On Saturday evening, the Prime Minister’s Office’s announced that Israeli National Security Adviser Meir Ben-Shabbat spoke by phone with his new American counterpart Jake Sullivan, in the first confirmed high-level conservation between Israeli officials and the Biden administration.

“The two agreed to soon discuss many topics on the agenda, including the Iranian issue, regional matters and advancing the Abraham Accords,” the PMO said in a statement.

In the US, Cohen and his team are expected to present the Biden administration with all the information gathered by Israel on the progress of Iran’s rogue nuclear program, according to the report, and demand what amounts to a radical overhaul of the 2015 deal with far more stringent commitments from Tehran to ensure it cannot attain nuclear weapons.

The TV report further said Cohen will set out what Israel believes are core components to which the Iranian regime would have to commit under the terms of any resumed version of the Joint Comprehensive Plan of Action (JCPOA). Netanyahu publicly lobbied the Obama administration in vain against the deal, successfully encouraged president Donald Trump to withdraw from it, and has urged Biden to reconsider his declared intention to rejoin it.

Then-US Vice President Joe Biden listens as President Barack Obama delivers remarks in the East Room of the White House in Washington, July 14, 2015, after a nuclear deal is reached with Iran. (AP Photo/Andrew Harnik, Pool)

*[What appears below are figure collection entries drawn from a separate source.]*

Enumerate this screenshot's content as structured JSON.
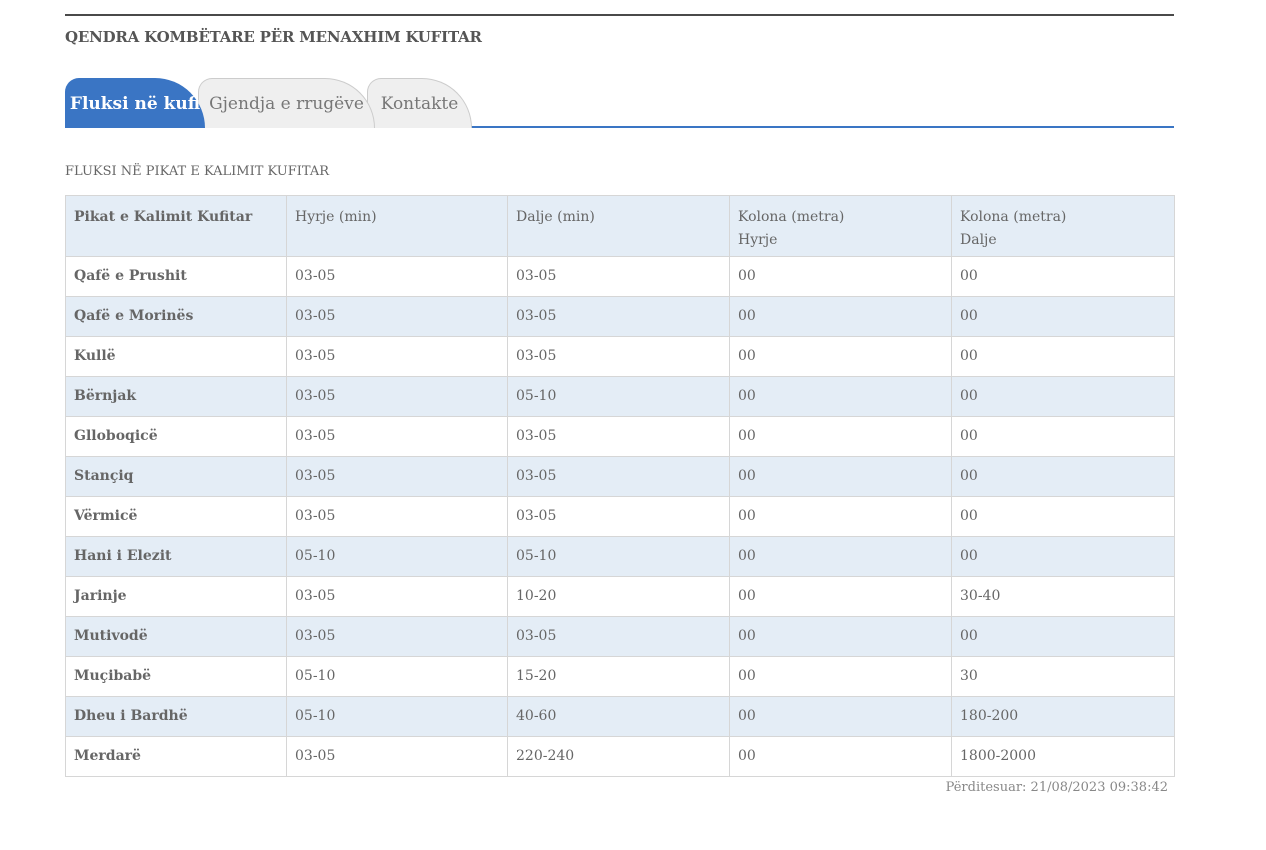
{
  "header": {
    "title": "QENDRA KOMBËTARE PËR MENAXHIM KUFITAR"
  },
  "tabs": [
    {
      "label": "Fluksi në kufi",
      "active": true
    },
    {
      "label": "Gjendja e rrugëve",
      "active": false
    },
    {
      "label": "Kontakte",
      "active": false
    }
  ],
  "section": {
    "title": "FLUKSI NË PIKAT E KALIMIT KUFITAR"
  },
  "table": {
    "headers": {
      "col1": "Pikat e Kalimit Kufitar",
      "col2": "Hyrje (min)",
      "col3": "Dalje (min)",
      "col4_line1": "Kolona (metra)",
      "col4_line2": "Hyrje",
      "col5_line1": "Kolona (metra)",
      "col5_line2": "Dalje"
    },
    "rows": [
      {
        "name": "Qafë e Prushit",
        "entry": "03-05",
        "exit": "03-05",
        "queue_entry": "00",
        "queue_exit": "00"
      },
      {
        "name": "Qafë e Morinës",
        "entry": "03-05",
        "exit": "03-05",
        "queue_entry": "00",
        "queue_exit": "00"
      },
      {
        "name": "Kullë",
        "entry": "03-05",
        "exit": "03-05",
        "queue_entry": "00",
        "queue_exit": "00"
      },
      {
        "name": "Bërnjak",
        "entry": "03-05",
        "exit": "05-10",
        "queue_entry": "00",
        "queue_exit": "00"
      },
      {
        "name": "Glloboqicë",
        "entry": "03-05",
        "exit": "03-05",
        "queue_entry": "00",
        "queue_exit": "00"
      },
      {
        "name": "Stançiq",
        "entry": "03-05",
        "exit": "03-05",
        "queue_entry": "00",
        "queue_exit": "00"
      },
      {
        "name": "Vërmicë",
        "entry": "03-05",
        "exit": "03-05",
        "queue_entry": "00",
        "queue_exit": "00"
      },
      {
        "name": "Hani i Elezit",
        "entry": "05-10",
        "exit": "05-10",
        "queue_entry": "00",
        "queue_exit": "00"
      },
      {
        "name": "Jarinje",
        "entry": "03-05",
        "exit": "10-20",
        "queue_entry": "00",
        "queue_exit": "30-40"
      },
      {
        "name": "Mutivodë",
        "entry": "03-05",
        "exit": "03-05",
        "queue_entry": "00",
        "queue_exit": "00"
      },
      {
        "name": "Muçibabë",
        "entry": "05-10",
        "exit": "15-20",
        "queue_entry": "00",
        "queue_exit": "30"
      },
      {
        "name": "Dheu i Bardhë",
        "entry": "05-10",
        "exit": "40-60",
        "queue_entry": "00",
        "queue_exit": "180-200"
      },
      {
        "name": "Merdarë",
        "entry": "03-05",
        "exit": "220-240",
        "queue_entry": "00",
        "queue_exit": "1800-2000"
      }
    ]
  },
  "footer": {
    "updated": "Përditesuar: 21/08/2023 09:38:42"
  },
  "colors": {
    "accent": "#3a75c4",
    "row_stripe": "#e4edf6",
    "tab_inactive": "#efefef"
  }
}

Were the US nonetheless move to rejoin the nuclear deal, Cohen will present the following demands that Israel’s government believes must be incorporated, Channel 12 said: That Iran must halt the enriching of uranium; stop producing advanced centrifuges; cease supporting terror groups, foremost Lebanon’s Hezbollah; end its military presence in Iraq, Syria and Yemen; stop terror activity against Israeli targets overseas; and grant full access to the IAEA on all aspects of its nuclear program.

Israel fears a revived deal under which Iran will be able to both continue enriching uranium and be granted financial relief that will enable the Islamist regime to repair the economy, the TV report said. It did not name sources for the story, but cited “messages” conveyed between the Biden administration and Israel.

Cohen has led the Mossad for the past five years, including overseeing the Mossad operation that smuggled a trove of material from a warehouse in Tehran documenting the regime’s rogue nuclear program, which was in place before the 2015 nuclear deal with world powers went into effect. Netanyahu revealed the haul in April 2018, and declared that it proved “Iran lied” when denying it was working toward the bomb.

Cohen was in the US earlier this month, for a farewell meeting with secretary of state Mike Pompeo.

(L-R) Secretary of State Mike Pompeo, Susan Pompeo, Aya Cohen and Mossad Director Yossi Cohen, January 15, 2021. (State Department/Twitter)

Congratulating Biden on taking office on Wednesday, Netanyahu urged the new US president to work with Israel to confront “the threat posed by Iran.”

Biden’s nominee for secretary of state, Antony Blinken, said at a confirmation hearing on Tuesday that the administration would consult with Israel and other allies before a return to the 2015 deal.